When asked about her plan going forward, Hoffman replied, “I continue to urge all schools to follow the ADHS benchmarks and consult their local health department when considering which instructional model to follow based on the level of community spread in their area.”

Clay encourages concerned parents to share their suggestions for the distance learning format on the “Comments/Questions/Suggestions” page on the county superintendent website onhttps://www.cochise.az.gov/schools/commentsquestionssuggestions-school-superintendent

Additionally, Clay encouraged educators, support staff and the public to attend her virtual conference on Jan. 23 titled Innovations in Education.

Clay suggests the community “communicate, encourage each other, being patient with each other, sharing ideas, working closely with the educators and continue to provide structure, which was the one thing taken away from our students.”

“(For) our educators, this is something they have never had to do. It’s an extreme leadership challenge and I believe from the bottom of my heart, that they are doing the right thing,” Clay said. “Have patience, we need to be patient with each other. We are going to get through it, we are an amazing county. Even though we may get on each other’s nerves, we are a family and nobody can take that love away.”

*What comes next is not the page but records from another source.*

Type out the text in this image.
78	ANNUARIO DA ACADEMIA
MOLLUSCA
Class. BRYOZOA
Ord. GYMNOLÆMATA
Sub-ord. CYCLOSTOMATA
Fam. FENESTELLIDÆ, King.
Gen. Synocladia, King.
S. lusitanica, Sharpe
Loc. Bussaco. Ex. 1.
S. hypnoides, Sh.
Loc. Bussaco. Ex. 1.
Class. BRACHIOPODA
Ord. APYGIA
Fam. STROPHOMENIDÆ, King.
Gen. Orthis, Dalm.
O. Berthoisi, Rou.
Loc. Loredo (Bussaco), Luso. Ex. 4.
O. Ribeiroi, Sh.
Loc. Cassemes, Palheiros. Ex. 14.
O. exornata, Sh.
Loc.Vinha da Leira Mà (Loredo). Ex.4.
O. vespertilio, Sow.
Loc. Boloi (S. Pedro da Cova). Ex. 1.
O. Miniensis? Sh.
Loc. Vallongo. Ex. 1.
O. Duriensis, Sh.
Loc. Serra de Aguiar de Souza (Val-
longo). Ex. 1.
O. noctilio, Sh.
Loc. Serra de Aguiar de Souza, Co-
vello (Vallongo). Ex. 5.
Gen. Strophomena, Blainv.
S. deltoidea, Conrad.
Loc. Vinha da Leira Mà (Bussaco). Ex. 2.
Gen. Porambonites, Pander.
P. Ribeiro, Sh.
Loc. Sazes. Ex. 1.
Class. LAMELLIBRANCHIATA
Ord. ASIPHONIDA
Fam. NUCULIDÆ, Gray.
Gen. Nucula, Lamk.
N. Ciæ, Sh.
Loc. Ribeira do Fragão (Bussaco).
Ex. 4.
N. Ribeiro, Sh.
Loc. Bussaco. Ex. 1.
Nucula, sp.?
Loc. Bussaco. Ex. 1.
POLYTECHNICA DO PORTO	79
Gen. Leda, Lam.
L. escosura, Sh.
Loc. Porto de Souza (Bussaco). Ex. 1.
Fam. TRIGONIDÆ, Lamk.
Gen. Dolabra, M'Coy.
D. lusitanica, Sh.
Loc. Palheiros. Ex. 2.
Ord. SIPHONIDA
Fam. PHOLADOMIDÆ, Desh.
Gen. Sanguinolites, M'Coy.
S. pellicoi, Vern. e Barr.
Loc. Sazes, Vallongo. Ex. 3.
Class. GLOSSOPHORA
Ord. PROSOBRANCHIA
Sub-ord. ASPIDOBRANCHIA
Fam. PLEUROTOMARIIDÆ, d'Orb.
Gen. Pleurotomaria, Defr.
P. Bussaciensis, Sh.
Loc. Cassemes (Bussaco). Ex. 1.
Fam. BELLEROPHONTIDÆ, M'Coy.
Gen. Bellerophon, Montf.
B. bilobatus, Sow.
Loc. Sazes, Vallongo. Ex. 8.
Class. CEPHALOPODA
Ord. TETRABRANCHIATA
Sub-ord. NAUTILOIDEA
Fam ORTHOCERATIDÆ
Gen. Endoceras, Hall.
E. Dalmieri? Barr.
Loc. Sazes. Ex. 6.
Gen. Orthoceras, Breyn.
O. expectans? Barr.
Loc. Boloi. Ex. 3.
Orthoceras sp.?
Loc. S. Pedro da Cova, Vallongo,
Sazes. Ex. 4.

“Arizona currently sits as one of the worst hotspots of COVID-19 in the world, and so long as the virus rages through our communities, our schools and students will be unable to safely reopen for in-person instruction,” Hoffman said. “I urge every Arizonan to think of what children in their community are missing out on – academically, socially and emotionally by not being in the classroom. We all have a responsibility to our communities to stop the spread by staying home when possible, wearing a mask and getting vaccinated if/when you are able to.”